ガスタービンの熱工学的課題


吉田 豊明
(東京農工大学)




 ガスタービンは近年,航空機用ジェットエンジン,発電用ガスタービンとして世界的に大規模に使用されている。また,コージェネレーション(熱電併給)プラント,緊急発電用動力源,高速艇のエンジンなどとしても発展しつつある。ガスタービンの熱効率向上,高出力化,信頼性/耐久性向上にとって,高温部材の冷却,熱防御,熱膨張制御,排熱回収などの熱工学技術は大変重要な役割を担っている。
 ガスタービンの熱工学技術に関する最新情報は,国内では日本ガスタービン学会の諸活動(学会誌,定期講演会,セミナー,国際ガスタービン会議,調査報告書など)から得るのが便利である。(http://wwwsoc.nii.ac.jp/gtsj/ 参照) 国際的に最先端/最新の情報は,毎年開催されるアメリカ機械学会の国際ガスタービン会議(ASME TURBO EXPO Power for Land, Sea & Air)が最も充実している。(http://www.asme.org/igti/ 参照) ちなみに,この会議では発表論文の約20%,100編以上が伝熱関係である。

 さて,タービン入口温度 (TIT) の高温化は熱効率向上,出力増大をもたらすので,このためのタービン翼,燃焼器など高温部材の冷却技術は材料,加工技術とともに,エンジンの発達にとってキーテクノロジーである。図1は,ジェットエンジン,大型ガスタービンのTITが時代とともに上昇してきた変遷を示す。ガスタービンは,1950年代航空エンジンとして本格的に実用化され,発電用は1970年代になって大型ガスタービンが使用されるようになった。以来今日に至るまで順調な発展を遂げ,実用エンジンのTITレベルは1500 ℃に達している。


図1 タービン入口温度の変遷


 図2は,TIT上昇を支えてきた冷却技術の進歩を示す。冷却構造の高度化と冷却空気流量比の増大によって冷却効率が上昇してきた。現在では,冷却空気流量のさらなる増大は出力低下を招くので,より少ない冷却空気で効率よく冷やす冷却方式が求められている。図2中のトランスピレーション冷却はこの目的に適した冷却構造であるが,設計製作/加工技術の難しさ,構造強度の不足,冷却空気の目詰まりなど課題が多くて実用になっていない。図3に構造の概念を示すように,近年,精密鋳造技術の進歩を背景として,インピンジ冷却,ピンフィン冷却,全面フィルム冷却を複合的に組み合わせ,構造を微細化する(穴径,フィン直径を0.4〜0.5 mm程度にする)ことによってトランスピレーション冷却に近い冷却性能を得ようとする研究開発の動きがある。


図2 タービン翼冷却方法の進歩




図3 複合冷却構造(擬似トランスピレーション冷却)の概念


 空気冷却技術の高度化,優れた耐熱材料の適用,セラミック遮熱コーティングの適用などにより,TITはさらに高温化されると思われるが,燃焼ガス温度の制限から,限界領域になっていく。熱効率向上,出力増大の観点からは,水蒸気/水素など異種流体により高温部材を冷却する方法,冷却空気を熱交換器で予冷する方法,圧縮機出口の作動流体を中間冷却する方法,なども有効なので,あえてTITを高めなくても,これらを適用して性能向上を図るという動向があり,産業用ガスタービンでは蒸気冷却,冷却空気予冷,中間冷却,などが既に一部実用になっている。

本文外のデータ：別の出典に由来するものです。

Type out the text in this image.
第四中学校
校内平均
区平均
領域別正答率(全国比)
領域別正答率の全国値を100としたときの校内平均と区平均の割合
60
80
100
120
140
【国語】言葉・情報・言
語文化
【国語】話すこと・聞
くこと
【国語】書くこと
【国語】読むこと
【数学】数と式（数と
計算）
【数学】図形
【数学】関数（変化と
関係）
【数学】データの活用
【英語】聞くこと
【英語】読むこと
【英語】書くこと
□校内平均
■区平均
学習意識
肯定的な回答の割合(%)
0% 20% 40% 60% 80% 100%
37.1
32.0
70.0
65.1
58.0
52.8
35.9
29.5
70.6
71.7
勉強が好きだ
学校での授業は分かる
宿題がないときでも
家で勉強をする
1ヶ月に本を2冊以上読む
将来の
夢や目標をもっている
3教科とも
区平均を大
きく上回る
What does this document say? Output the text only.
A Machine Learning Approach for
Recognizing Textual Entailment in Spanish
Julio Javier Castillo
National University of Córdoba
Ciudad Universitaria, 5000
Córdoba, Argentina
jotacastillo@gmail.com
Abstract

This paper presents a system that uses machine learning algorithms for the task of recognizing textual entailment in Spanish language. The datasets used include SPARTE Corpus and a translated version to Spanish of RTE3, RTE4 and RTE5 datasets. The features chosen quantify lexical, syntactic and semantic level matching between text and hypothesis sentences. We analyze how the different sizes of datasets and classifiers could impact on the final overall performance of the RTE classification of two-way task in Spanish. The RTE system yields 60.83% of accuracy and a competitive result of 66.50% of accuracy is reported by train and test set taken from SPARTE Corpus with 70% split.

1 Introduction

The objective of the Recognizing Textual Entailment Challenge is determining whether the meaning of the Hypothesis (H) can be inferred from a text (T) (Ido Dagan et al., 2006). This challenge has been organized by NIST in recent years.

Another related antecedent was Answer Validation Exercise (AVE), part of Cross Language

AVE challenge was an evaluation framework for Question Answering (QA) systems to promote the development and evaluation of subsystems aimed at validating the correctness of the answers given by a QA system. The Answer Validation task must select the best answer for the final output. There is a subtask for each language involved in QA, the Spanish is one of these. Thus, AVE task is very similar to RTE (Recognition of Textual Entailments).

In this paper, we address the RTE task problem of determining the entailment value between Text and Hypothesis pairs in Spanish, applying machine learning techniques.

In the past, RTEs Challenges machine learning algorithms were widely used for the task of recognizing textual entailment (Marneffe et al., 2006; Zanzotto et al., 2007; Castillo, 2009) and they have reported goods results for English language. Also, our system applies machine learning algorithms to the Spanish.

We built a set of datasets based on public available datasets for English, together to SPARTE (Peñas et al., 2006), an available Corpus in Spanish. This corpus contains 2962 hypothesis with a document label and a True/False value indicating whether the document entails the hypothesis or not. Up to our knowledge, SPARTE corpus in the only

 最近のASME国際ガスタービン会議で発表された熱工学的研究課題について,多いものから列挙すると,・タービン翼表面境界層の乱流遷移と熱伝達率分布,・フィルム冷却,・フィン付き曲がり管/ピンフィン冷却など内部冷却,・インピンジ冷却,・翼先端部/翼端面(エンドウォール)冷却,・ディスク冷却,・シール空気流れの伝熱,などとなっている。これらについては,これまでに多くの研究成果が蓄積されているが,最近の研究の傾向としては,乱れ度の強い流れ,回転翼列の後流,境界層の剥離など流れの非定常性が強い支配条件となるような難しい問題に取り組むようになっている。

 また,いずれの課題においても実験的研究のみならず,数値解析も多くなされている。問題の性質に適した乱流モデルの採用,実験データよる検証などにより,予測精度を高めて,設計のツールにまで高度化するというのが最近の傾向である。さらに,近年では,流れの解析 (CFD) と部材内の熱伝導解析を連成させて解くという,いわゆるConjugate heat transferが行われるようになってきた。

 ガスタービンは多くの工学分野を含んだ総合システムであり,主要な要素が回転し,作動流体の温度,圧力が高い,という特徴があるので,熱工学的課題は多種多様である。